The only antidote is a lone wolf vigilante with relationship issues.
Since Highgate-born-and-bred director Christopher Nolan took on Batman in 2005 and gave us this not-for-kids trilogy, there’s been a parade of truly gruesome nasties.
They owe their incarnation to the chief mobsters of the organised syndicates from Chicago, New York and Los Angeles in the 1920s and 1930s.
We had Cillian Murphy as The Scarecrow, who used hallucinogenic gas to get his way, Heath Ledger’s knife-wielding Joker,
and then a bent DA called Two Face.
Now we have a baddie called Bane, a bloke with a muzzle across his chops that makes actor Tom Hardy seem perpetually angry. Added to the mix is Catwoman, played by a well-cast Anne Hathaway.
The final part of Nolan’s series goes like this. It has been nearly a decade since Batman hung up his cowl and stuffed his cape into a cupboard. He had become a fugitive, taking the rap for the death of crooked district attorney Harvey Dent.
Batman was labelled his killer, and has therefore decided it prudent to get back into a belfry and not show his whiskers for a while.
Bruce Wayne (Christian Bale on brilliant form) is a recluse, hobbling about Wayne Towers on a stick, seeing no one, and taking little interest even in his company, Wayne Industries.
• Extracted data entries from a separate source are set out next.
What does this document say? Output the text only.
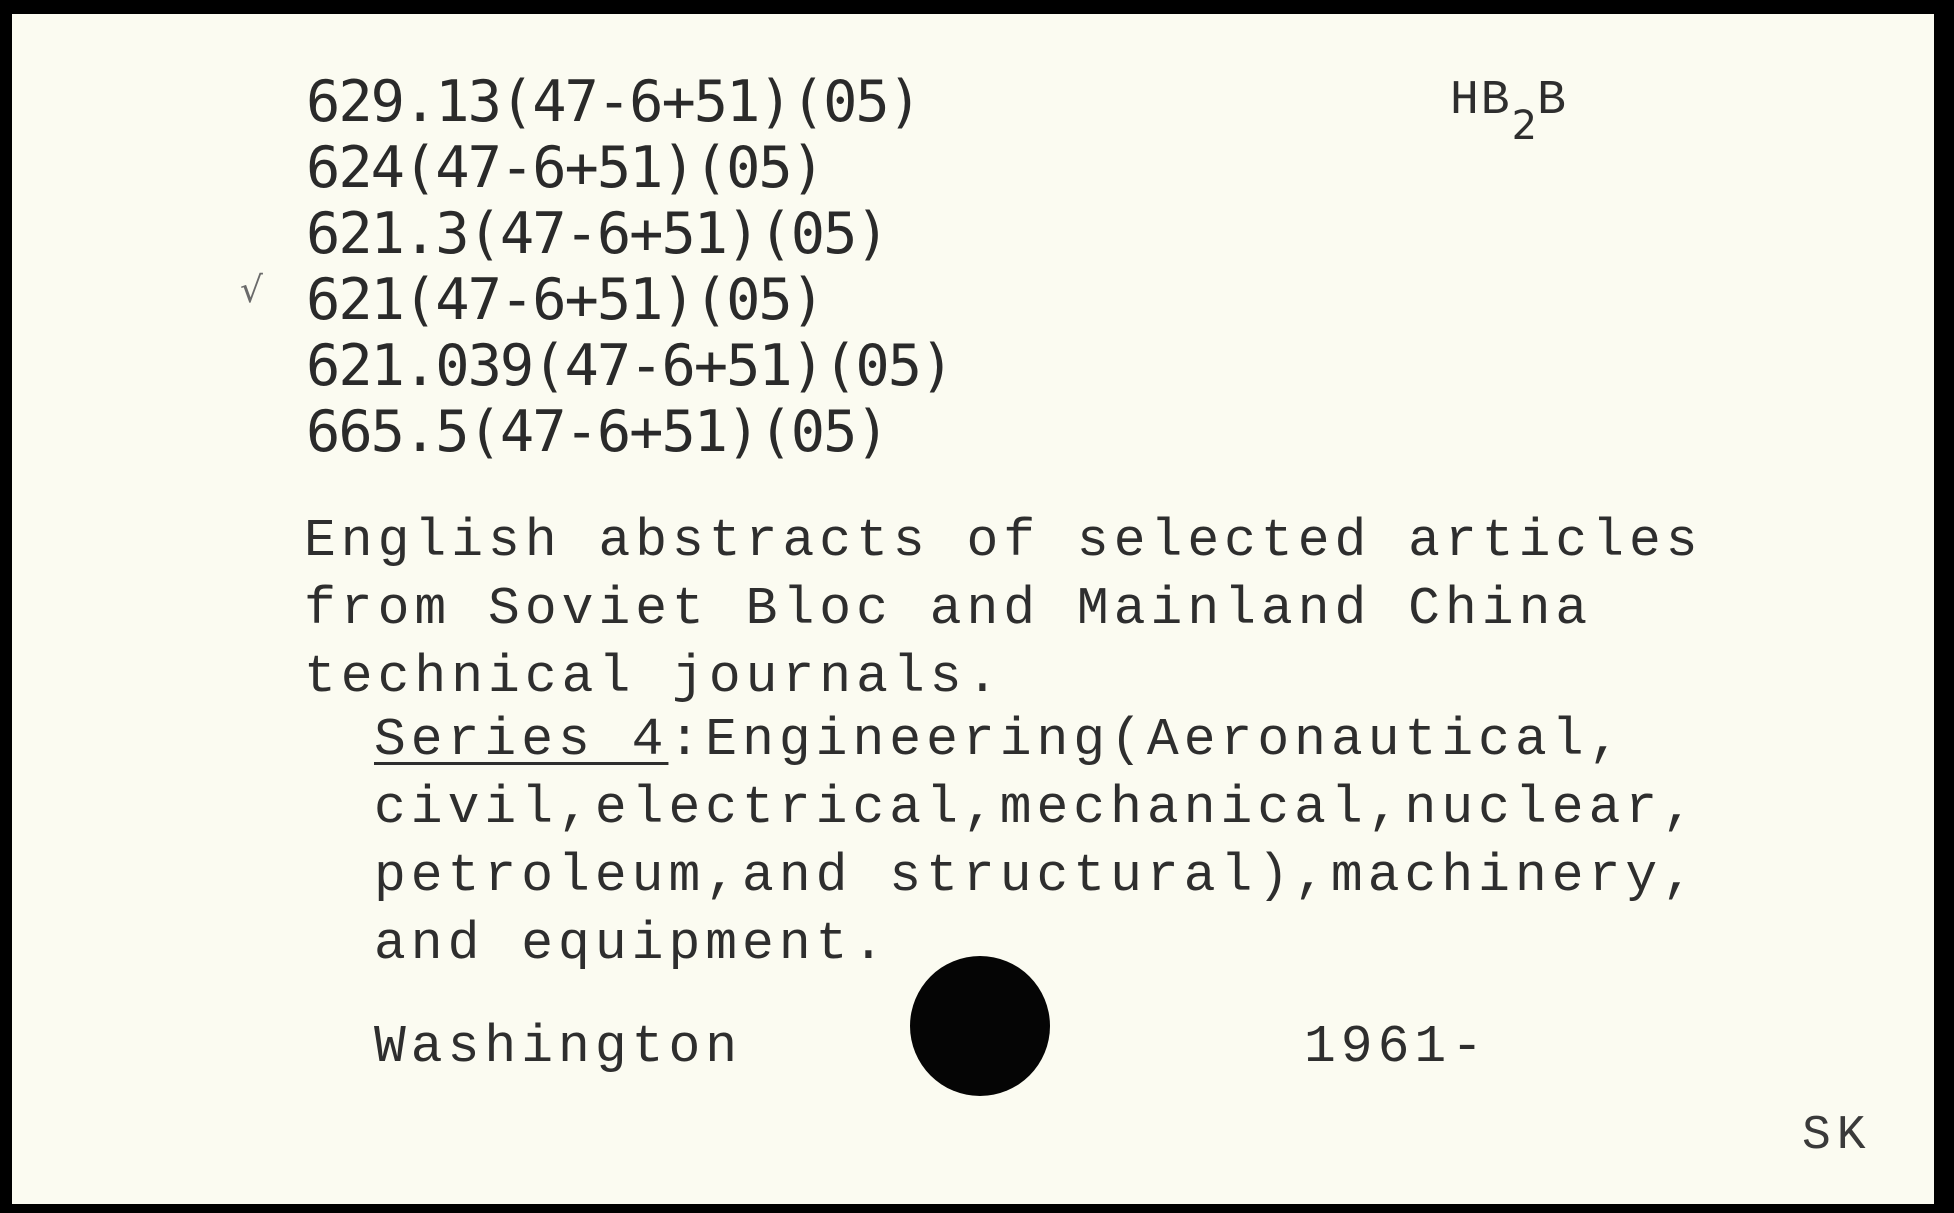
629.13(47-6+51)(05)
624(47-6+51)(05)
621.3(47-6+51)(05)
√ 621(47-6+51)(05)
621.039(47-6+51)(05)
665.5(47-6+51)(05)
$HB_2B$
English abstracts of selected articles
from Soviet Bloc and Mainland China
technical journals.
Series 4:Engineering(Aeronautical,
civil,electrical,mechanical,nuclear,
petroleum,and structural),machinery,
and equipment.
Washington	1961-
SK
But the emergence of super-crook Bane – who appears in an opening scene that is armrest-squeezingly good – and his plans for Gotham mean the Caped Crusader has to dust off his outfit, do some stretches and get back on the Bat Bike.
This film looks great, and there’s a vein of humour that tips a wink to contemporary foibles: stockbrokers are portrayed as figures of fun.
The gadgets are superb, Catwoman looks ace. Perhaps she could have been darker, nastier and crazier – but Hathaway ticks many other boxes anyway.
Let’s face it, a film with Michael Caine, Morgan Freeman and Gary Oldman in senior spots has to have some welly to it.
Nolan has shown he is a superb film-maker with earlier efforts such as Memento, and this is another feather in his cap: he has taken the old Batman away from camp laughs and kapows! for good.
But there is one massive problem with this dark and violent film, which is a charge that sticks against all of Nolan’s Batman films.
Batman is a character loved by children, a superhero that youngsters should be able to enjoy.
By re-casting it as an adult story it misses a demographic that would ultimately get the most out of the Batman films.
I’m not overly inclined to spend too many hours of my life sitting through hugely long superhero films that are far too violent for my son to accompany me to see.
It’s happened time and again with comic-book heroes brought to the big screen in the past decade.